Reject traditions. Forget about velcro. We want to change the way you think about your wallet.
I’m the wife portion of a team that consists of my husband-to-be and his brother. Together, we are Outlast Goods: a start-up finished leather goods company trying to change the way you think about consumerism.
It all starts with the farm. My fiance Noah and I worked on goat dairies across the country for three years before jumping back into “layman’s life” as the farm community lovingly calls non-farm work.
Like many farmers before and after us, we sent certain animals to slaughter for meat. A few weeks later, we’d get back all of the cuts, but left behind were the hides.
Enter the tannery. Noah’s family, the Meyers, have been tanning leather for over 500 years. What started in Germany in the 16th century followed the Meyer clan to present-day America. Today, his father and two brothers operate a small tannery under the name Pergamena in Montgomery, a sleepy town in the Hudson Valley of New York.
The Meyers produce their goat, calf, cow, and deer leather in small batches; every single hide is touched by at least one person in their 5-person factory as the hides travel through the production line.
They also practice the rare art of vegetable tanning. The process uses naturally-derived tannins from the likes of tree bark and has minimal impact to the environment. What’s more, all of the hides are by-products of the food system. These hides came from real animals on American farms.
The tannery is on the constant search for their dream client that will embrace the occasional natural imperfections of handmade leather, and be willing to pay a premium for goods made at this scale and of this quality. It dawned on Stephen Meyer, the second youngest Meyer son who joined the family business shortly after graduating from college, that he could create that dream client in himself. He enlisted the help of me and his brother Noah to bring Outlast Goods to life.
An added nuance is our use of the B-grade skins from Pergamena. Because of their high quality standards, some portion of the leather is unfit for use in their full-priced product line. They offer these “one-off” skins at a heavily discounted price through their Etsy shop. We saw this as an opportunity to create fun and highly customized leather goods, like our brightly colored wallets and belts.
We took inspiration from the food system movement to create a sustainable model for finished goods. We want people to feel good about spending money on an accessory, to know that their dollars are returned directly to the supply chain to fund local economies and small businesses like Pergamena.
Everything we make is sewn, cut, hammered, and stamped by us with good ol’ elbow grease. And we guarantee it all for life. These facets of our business were intentional choices to set us apart from the growing leather goods industry.
We’re also constantly tapping our local networks to build our brand. In addition to working with our family’s tannery, we enlisted the help of some friends that run a laser-cutting and design studio in Beacon, NY; we also borrow the occasional studio space from some friends in Newburgh, NY.

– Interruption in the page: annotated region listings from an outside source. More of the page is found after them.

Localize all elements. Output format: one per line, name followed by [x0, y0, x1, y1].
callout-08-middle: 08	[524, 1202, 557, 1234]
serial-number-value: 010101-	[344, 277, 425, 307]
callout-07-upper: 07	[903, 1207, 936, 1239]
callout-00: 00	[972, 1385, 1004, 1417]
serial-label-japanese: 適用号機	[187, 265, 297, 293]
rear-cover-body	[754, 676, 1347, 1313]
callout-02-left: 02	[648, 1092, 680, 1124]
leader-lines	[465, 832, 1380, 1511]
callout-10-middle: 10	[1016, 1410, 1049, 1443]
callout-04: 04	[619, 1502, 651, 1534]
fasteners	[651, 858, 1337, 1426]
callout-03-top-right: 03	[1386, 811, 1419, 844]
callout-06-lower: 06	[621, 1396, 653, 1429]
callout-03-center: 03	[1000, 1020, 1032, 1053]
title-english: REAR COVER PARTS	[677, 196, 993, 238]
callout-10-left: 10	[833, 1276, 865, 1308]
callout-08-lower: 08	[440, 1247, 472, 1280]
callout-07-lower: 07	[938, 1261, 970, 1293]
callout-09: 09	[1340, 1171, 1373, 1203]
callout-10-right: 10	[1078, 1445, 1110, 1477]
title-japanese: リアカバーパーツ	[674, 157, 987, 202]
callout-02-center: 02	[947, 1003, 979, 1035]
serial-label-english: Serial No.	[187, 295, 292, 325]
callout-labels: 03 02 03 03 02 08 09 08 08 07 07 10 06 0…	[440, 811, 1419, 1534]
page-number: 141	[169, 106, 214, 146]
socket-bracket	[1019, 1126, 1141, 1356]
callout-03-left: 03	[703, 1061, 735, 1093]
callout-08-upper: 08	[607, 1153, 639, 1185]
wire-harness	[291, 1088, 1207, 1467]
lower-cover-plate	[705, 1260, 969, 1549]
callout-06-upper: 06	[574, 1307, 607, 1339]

As with most things handmade or grown with labor intensive practices, our wallets have a higher price point than what many consumers are used to paying for leather wallets, but most of the competition’s wallets are mass produced and imported from outside the U.S. That doesn’t scare us. We believe in the power of communication to show our community why they would want to invest in a sustainably produced good from a small, independent business. Sustainability should not only feel good, but it should look good, too. If anything, we can promise that a good purchased from us will delight you every time you put your money away.